Ahora, desde cerca, no le parecía tan joven. Era difícil saber realmente cuántos años tenía. Se pasaba continuamente la mano por el pelo, peinándoselo con unos dedos rígidos y corvos. El hombre tenía algo especial, pensó Juliana. Respiraba… muerte. La perturbaba, y sin embargo se sentía atraída. El camionero más viejo se inclinó entonces hacia el italiano y le murmuró algo en el oído. Luego los dos hombres la miraron, esta vez con una expresión que no era de simple interés masculino.
—Señorita —dijo el camionero más viejo. Los dos hombres estaban tensos ahora—, ¿sabe qué es esto?
Mostró una cajita blanca y chata.
—Sí —dijo Juliana—. Medias de nylon. Una fibra sintética, fabricada sólo por el monopolio de I. G. Farben, de Nueva York. Muy rara y cara.
—Tiene que felicitar a los alemanes. La idea del monopolio no es mala.
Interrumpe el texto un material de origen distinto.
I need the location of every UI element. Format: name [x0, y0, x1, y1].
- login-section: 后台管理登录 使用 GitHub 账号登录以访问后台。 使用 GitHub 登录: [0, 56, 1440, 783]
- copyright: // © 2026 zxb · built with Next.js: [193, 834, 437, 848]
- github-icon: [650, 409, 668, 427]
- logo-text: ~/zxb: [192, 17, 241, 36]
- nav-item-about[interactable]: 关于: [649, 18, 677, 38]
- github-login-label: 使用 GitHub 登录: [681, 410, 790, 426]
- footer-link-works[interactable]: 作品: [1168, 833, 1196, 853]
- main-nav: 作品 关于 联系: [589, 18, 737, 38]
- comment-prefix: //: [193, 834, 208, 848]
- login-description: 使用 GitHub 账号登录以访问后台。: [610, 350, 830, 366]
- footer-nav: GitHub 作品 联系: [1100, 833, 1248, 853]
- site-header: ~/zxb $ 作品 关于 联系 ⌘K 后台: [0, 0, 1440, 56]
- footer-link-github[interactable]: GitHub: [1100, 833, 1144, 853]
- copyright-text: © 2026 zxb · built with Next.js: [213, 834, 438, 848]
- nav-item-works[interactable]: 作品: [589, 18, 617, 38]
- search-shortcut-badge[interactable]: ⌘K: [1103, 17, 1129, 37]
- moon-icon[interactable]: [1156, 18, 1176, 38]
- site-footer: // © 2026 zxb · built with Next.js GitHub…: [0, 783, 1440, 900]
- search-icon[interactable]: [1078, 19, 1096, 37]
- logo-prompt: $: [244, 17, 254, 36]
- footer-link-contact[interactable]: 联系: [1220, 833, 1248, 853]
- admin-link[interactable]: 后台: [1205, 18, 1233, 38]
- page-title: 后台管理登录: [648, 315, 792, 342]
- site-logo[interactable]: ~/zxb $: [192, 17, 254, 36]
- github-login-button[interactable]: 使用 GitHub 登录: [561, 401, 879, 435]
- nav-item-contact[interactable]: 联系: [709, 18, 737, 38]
El camionero más viejo le pasó la caja a su compañero, que la empujó con el codo a lo largo del mostrador.
—¿Tiene coche? —le preguntó el joven italiano a Juliana, sorbiendo el café.
Charley vino de la cocina trayendo el sándwich.
—Podría llevarme a ese sitio. —Los ojos negros del camionero estudiaban siempre a Juliana, que se sentía cada vez más nerviosa, y cada vez más fascinada. Ese motel o lo que sea donde yo pasaría la noche.
—Sí —dijo Juliana—. Tengo —auto. Un viejo Studebaker.
Charley miró a la muchacha y luego al joven camionero, y puso el plato en el mostrador.
—Achtung, meine Damen und Herren —dijo el altavoz desde el fondo del pasillo.
El señor Baynes abrió los ojos. Por la ventanilla, a la derecha, muy abajo, podían verse las tierras castañas y verdes, y más allá un color azul, el Pacífico. El cohete había comenzado el largo y lento descenso.
En alemán primero, luego en japonés, y al fin en inglés, el altoparlante explicó que nadie debía fumar ni desatarse el cinturón del asiento. El descenso llevaría ocho minutos.
Los cohetes retropropulsores se encendieron, tan repentina y ruidosamente, sacudiendo con tanta violencia la nave, que algunos pasajeros ahogaron un grito. El señor Baynes sonrió. En el asiento del otro lado del pasillo, otro pasajero, un hombre joven de pelo corto y rubio, sonrió también.
—Sie fürchten dass… —comenzó a decir, pero el señor Baynes dijo enseguida en inglés:
—Lo siento, no hablo alemán.
El joven rubio lo miró interrogativamente, y el señor Baynes le repitió la aclaración, en alemán.
—¿No habla alemán? —dijo el joven germano, asombrado, en inglés, con mucho acento.
—Soy sueco —dijo Baynes.
—Embarcó en Tempelhof.
—Sí, estaba en Alemania por cuestión de negocios. Los negocios me llevan a muchos países.
El joven germano, evidentemente, no podía creer que nadie en el mundo moderno, nadie que tuviera tratos de negocios internacionales, y viajara —pudiera permitirse viajar —en el último cohete de la Lufthansa, no hablara alemán.
—¿Qué negocios tiene usted, mein Herr? —le preguntó a Baynes.
—Materiales plásticos. Poliésteres. Resinas. Ersatz. Materia prima para usos industriales, no objetos de consumo.
Incredulidad: —¿Suecia tiene una industria de plásticos?
—Sí, y muy buena. Si me da usted su nombre le enviaré un prospecto de la casa.
El señor Baynes sacó una lapicera y un anotador.
—No se moleste. No le sacaría ningún provecho.
Soy un artista, no un comerciante. Sin ánimo de ofensa, por supuesto. Quizá haya visto usted mi obra en el continente. Alex Lotze.